LOO-CV on transformed data

Blog post exploring whether or not LOO-CV can be used to compare models that try to explain some data $y$ with models trying to explain the same data after a transformation $z=f(y)$. Inspired by @tiagocc question on Stan Forums. This post has two sections, the first one is the mathematical derivation of the equations used and their application on a validation example, and the second section is a real example. In addition to the LOO-CV usage examples and explanations, another goal of this notebook is to show and highlight the capabilities of ArviZ.
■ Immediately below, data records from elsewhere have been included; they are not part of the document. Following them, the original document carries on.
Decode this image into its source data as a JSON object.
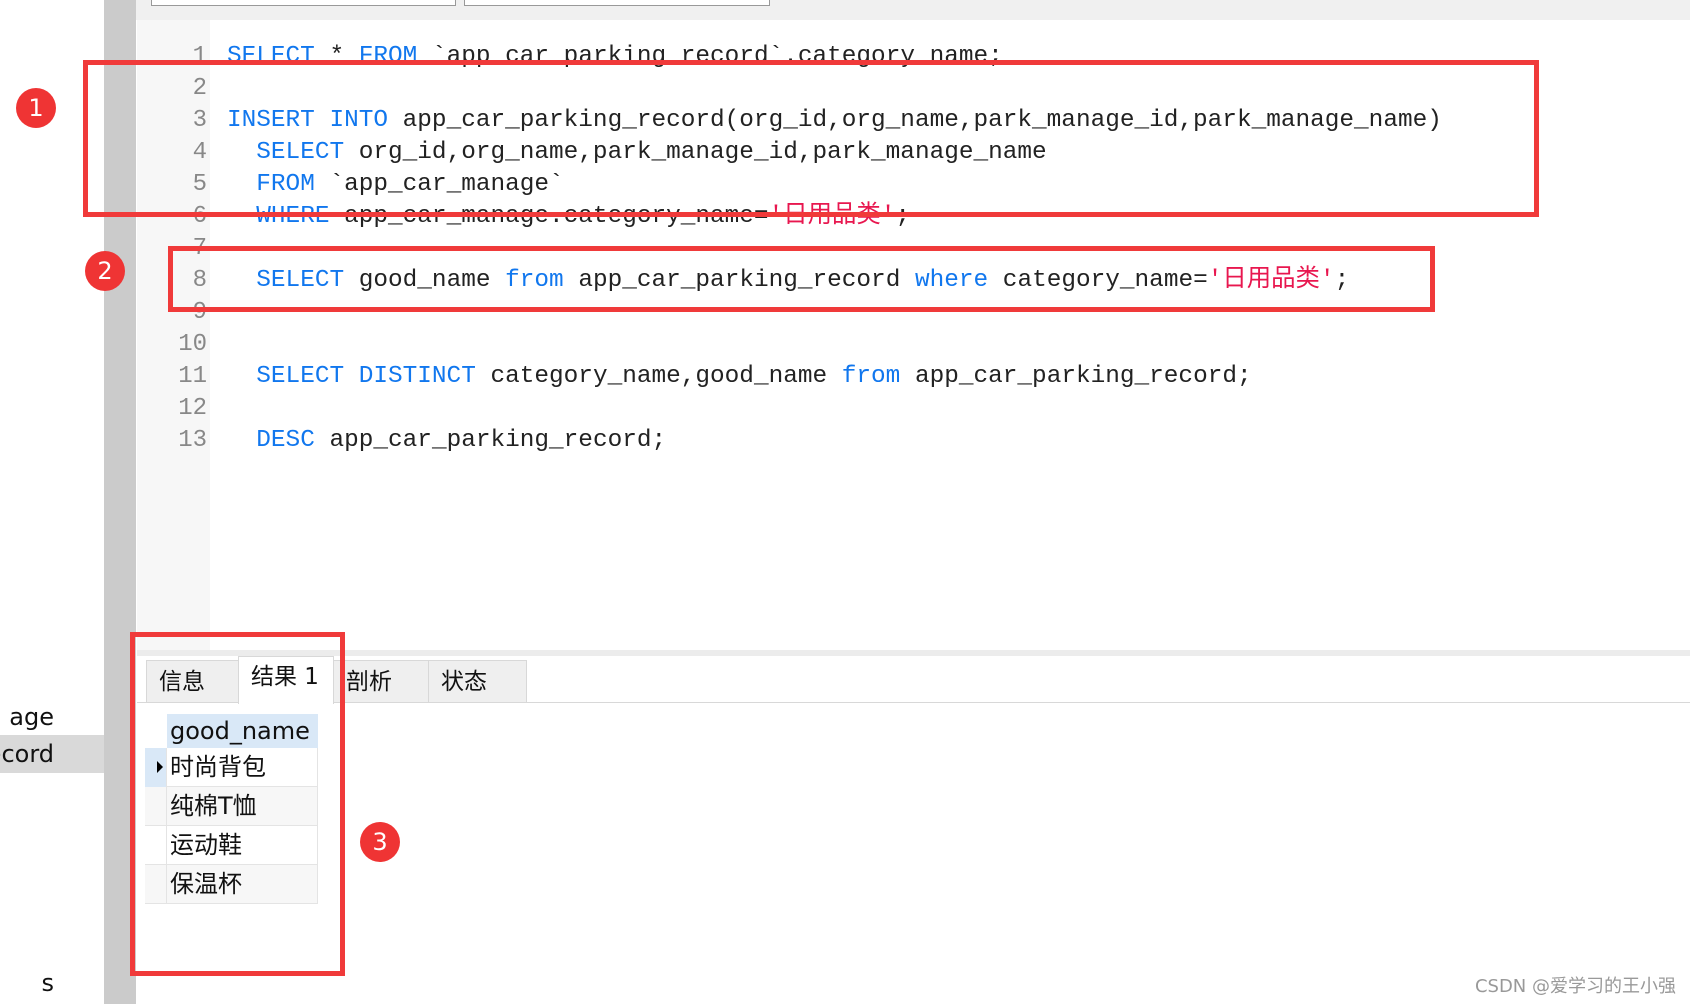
{
  "sidebar": {
    "items": [
      {
        "label": "age",
        "selected": false
      },
      {
        "label": "ecord",
        "selected": true
      },
      {
        "label": "s",
        "selected": false
      }
    ]
  },
  "editor": {
    "lines": [
      {
        "n": "1",
        "tokens": [
          {
            "t": "SELECT",
            "k": "kw"
          },
          {
            "t": " * "
          },
          {
            "t": "FROM",
            "k": "kw"
          },
          {
            "t": " `app_car_parking_record`.category_name;"
          }
        ]
      },
      {
        "n": "2",
        "tokens": []
      },
      {
        "n": "3",
        "tokens": [
          {
            "t": "INSERT INTO",
            "k": "kw"
          },
          {
            "t": " app_car_parking_record(org_id,org_name,park_manage_id,park_manage_name)"
          }
        ]
      },
      {
        "n": "4",
        "tokens": [
          {
            "t": "  "
          },
          {
            "t": "SELECT",
            "k": "kw"
          },
          {
            "t": " org_id,org_name,park_manage_id,park_manage_name"
          }
        ]
      },
      {
        "n": "5",
        "tokens": [
          {
            "t": "  "
          },
          {
            "t": "FROM",
            "k": "kw"
          },
          {
            "t": " `app_car_manage`"
          }
        ]
      },
      {
        "n": "6",
        "tokens": [
          {
            "t": "  "
          },
          {
            "t": "WHERE",
            "k": "kw"
          },
          {
            "t": " app_car_manage.category_name="
          },
          {
            "t": "'日用品类'",
            "k": "str"
          },
          {
            "t": ";"
          }
        ]
      },
      {
        "n": "7",
        "tokens": []
      },
      {
        "n": "8",
        "tokens": [
          {
            "t": "  "
          },
          {
            "t": "SELECT",
            "k": "kw"
          },
          {
            "t": " good_name "
          },
          {
            "t": "from",
            "k": "kw"
          },
          {
            "t": " app_car_parking_record "
          },
          {
            "t": "where",
            "k": "kw"
          },
          {
            "t": " category_name="
          },
          {
            "t": "'日用品类'",
            "k": "str"
          },
          {
            "t": ";"
          }
        ]
      },
      {
        "n": "9",
        "tokens": []
      },
      {
        "n": "10",
        "tokens": []
      },
      {
        "n": "11",
        "tokens": [
          {
            "t": "  "
          },
          {
            "t": "SELECT DISTINCT",
            "k": "kw"
          },
          {
            "t": " category_name,good_name "
          },
          {
            "t": "from",
            "k": "kw"
          },
          {
            "t": " app_car_parking_record;"
          }
        ]
      },
      {
        "n": "12",
        "tokens": []
      },
      {
        "n": "13",
        "tokens": [
          {
            "t": "  "
          },
          {
            "t": "DESC",
            "k": "kw"
          },
          {
            "t": " app_car_parking_record;"
          }
        ]
      }
    ]
  },
  "results": {
    "tabs": [
      {
        "label": "信息",
        "active": false
      },
      {
        "label": "结果 1",
        "active": true
      },
      {
        "label": "剖析",
        "active": false
      },
      {
        "label": "状态",
        "active": false
      }
    ],
    "column": "good_name",
    "rows": [
      "时尚背包",
      "纯棉T恤",
      "运动鞋",
      "保温杯"
    ]
  },
  "annotations": [
    "1",
    "2",
    "3"
  ],
  "watermark": "CSDN @爱学习的王小强",
  "colors": {
    "keyword": "#1177ee",
    "string": "#e8174f",
    "annotation": "#f03a3a"
  }
}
This post has been automatically generated from a Jupyter notebook that can be downloaded here

import pystan
import pandas as pd
import numpy as np
import arviz as az
import matplotlib.pyplot as plt
plt.style.use('../forty_blog.mplstyle')

Mathematical derivation and validation example

In the first example, we will compare two equivalent models:

  1. $y \sim \text{LogNormal}(\mu, \sigma)$
  2. $\log y \sim \text{Normal}(\mu, \sigma)$

Model definition and execution

Define the data and execute the two models

mu = 2
sigma = 1
logy = np.random.normal(loc=mu, scale=sigma, size=30)
y = np.exp(logy) # y will then be distributed as lognormal
data = {
    'N': len(y),
    'y': y,
    'logy': logy
}
with open("lognormal.stan", "r") as f:
    lognormal_code = f.read()
Stan code for LogNormal model
print(lognormal_code)
data {
  int<lower=0> N;
  vector[N] y;
}

parameters {
  real mu;
  real<lower=0> sigma;
}

model {
    y ~ lognormal(mu, sigma);
}

generated quantities {
    vector[N] log_lik;
    vector[N] y_hat;

    for (i in 1:N) {
        log_lik[i] = lognormal_lpdf(y[i] | mu, sigma);
        y_hat[i] = lognormal_rng(mu, sigma);
    }
}


sm_lognormal = pystan.StanModel(model_code=lognormal_code)
fit_lognormal = sm_lognormal.sampling(data=data, iter=1000, chains=4)
INFO:pystan:COMPILING THE C++ CODE FOR MODEL anon_model_fa0385baccb7b330f85e0cacaa99fa9d NOW.
idata_lognormal = az.from_pystan(
    posterior=fit_lognormal,
    posterior_predictive='y_hat',
    observed_data=['y'],
    log_likelihood='log_lik',
)
with open("normal_on_log.stan", "r") as f:
    normal_on_log_code = f.read()
Stan code for Normal on Log data model
print(normal_on_log_code)
data {
  int<lower=0> N;
  vector[N] logy;
}

parameters {
  real mu;
  real<lower=0> sigma;
}

model {
    logy ~ normal(mu, sigma);
}

generated quantities {
    vector[N] log_lik;
    vector[N] logy_hat;

    for (i in 1:N) {
        log_lik[i] = normal_lpdf(logy[i] | mu, sigma);
        logy_hat[i] = normal_rng(mu, sigma);
    }
}


sm_normal = pystan.StanModel(model_code=normal_on_log_code)
fit_normal = sm_normal.sampling(data=data, iter=1000, chains=4)
INFO:pystan:COMPILING THE C++ CODE FOR MODEL anon_model_6b25918853568e528afbe629c1103e09 NOW.
idata_normal = az.from_pystan(
    posterior=fit_normal,
    posterior_predictive='logy_hat',
    observed_data=['logy'],
    log_likelihood='log_lik',
)

Check model convergence. Use az.summary to in one view that the effective sample size (ESS) is large enough and $\hat{R}$ is close to one.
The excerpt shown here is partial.